Céline Jandaureck / CEA / AFP
EDF doit faire face à un véritable "mur d’investissements" dans les années qui viennent. Construction des EPR, maintenance des centrales en activité et reprise d’une partie d’Areva...Mais aussi les futurs coûts de démantèlement des 58 réacteurs nucléaires en exploitation. Les travaux s’échelonneront sur plusieurs décennies. Fin 2014, l’énergéticien les évaluait à 19,3 milliards d’euros.

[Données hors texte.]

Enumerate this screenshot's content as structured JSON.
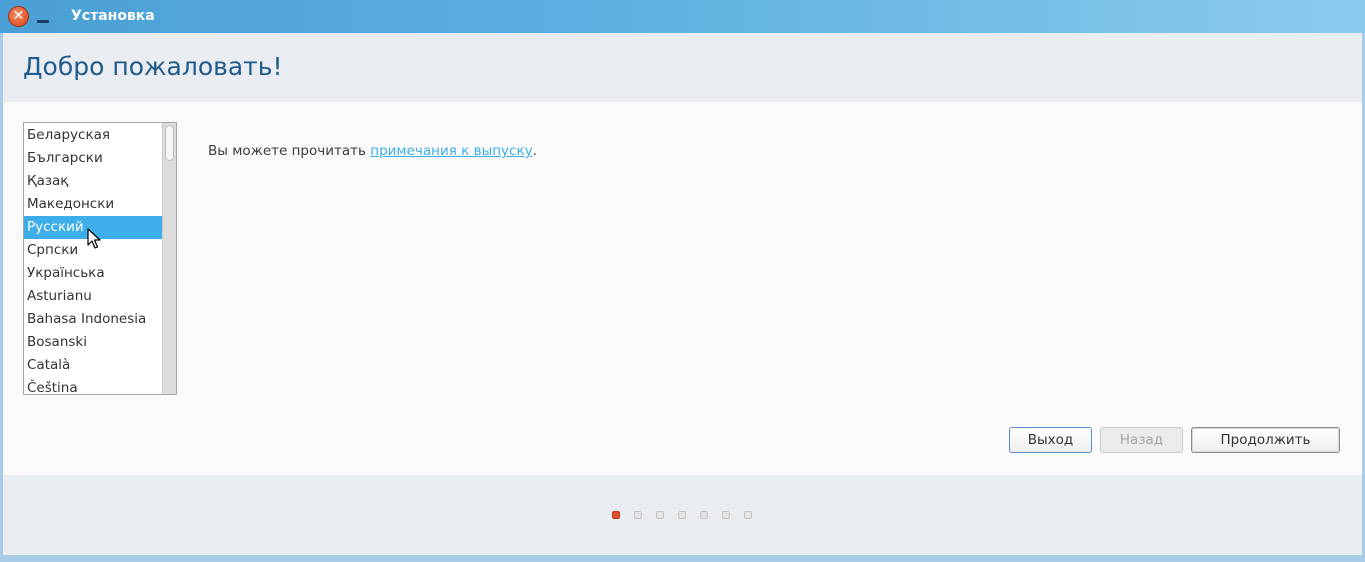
{
  "window": {
    "title": "Установка",
    "close_glyph": "✕"
  },
  "header": {
    "title": "Добро пожаловать!"
  },
  "languages": {
    "selected_index": 4,
    "items": [
      "Беларуская",
      "Български",
      "Қазақ",
      "Македонски",
      "Русский",
      "Српски",
      "Українська",
      "Asturianu",
      "Bahasa Indonesia",
      "Bosanski",
      "Català",
      "Čeština"
    ]
  },
  "release": {
    "prefix": "Вы можете прочитать ",
    "link": "примечания к выпуску",
    "suffix": "."
  },
  "buttons": {
    "exit": "Выход",
    "back": "Назад",
    "continue": "Продолжить"
  },
  "progress": {
    "total_steps": 7,
    "current_step": 1
  },
  "colors": {
    "accent": "#3daee9",
    "active_dot": "#e0502a",
    "title": "#1f5a8c"
  },
  "icons": {
    "close": "close-icon",
    "minimize": "minimize-icon",
    "cursor": "mouse-pointer-icon"
  }
}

Mais au final, quel sera leur montant ? Impossible à dire à ce jour, faute de retours d’expérience suffisants. La méthode de calcul d’EDF conduit à des évaluations optimistes. Toutes celles utilisées dans les autres grands pays producteurs d’électricité nucléaire aboutissent à des estimations plus élevées. La Cour des Comptes l’avait constaté en 2012 (1). L’énergéticien a basé ses estimations sur l’hypothèse d’un coût de démantèlement correspondant à 15% des coûts de construction.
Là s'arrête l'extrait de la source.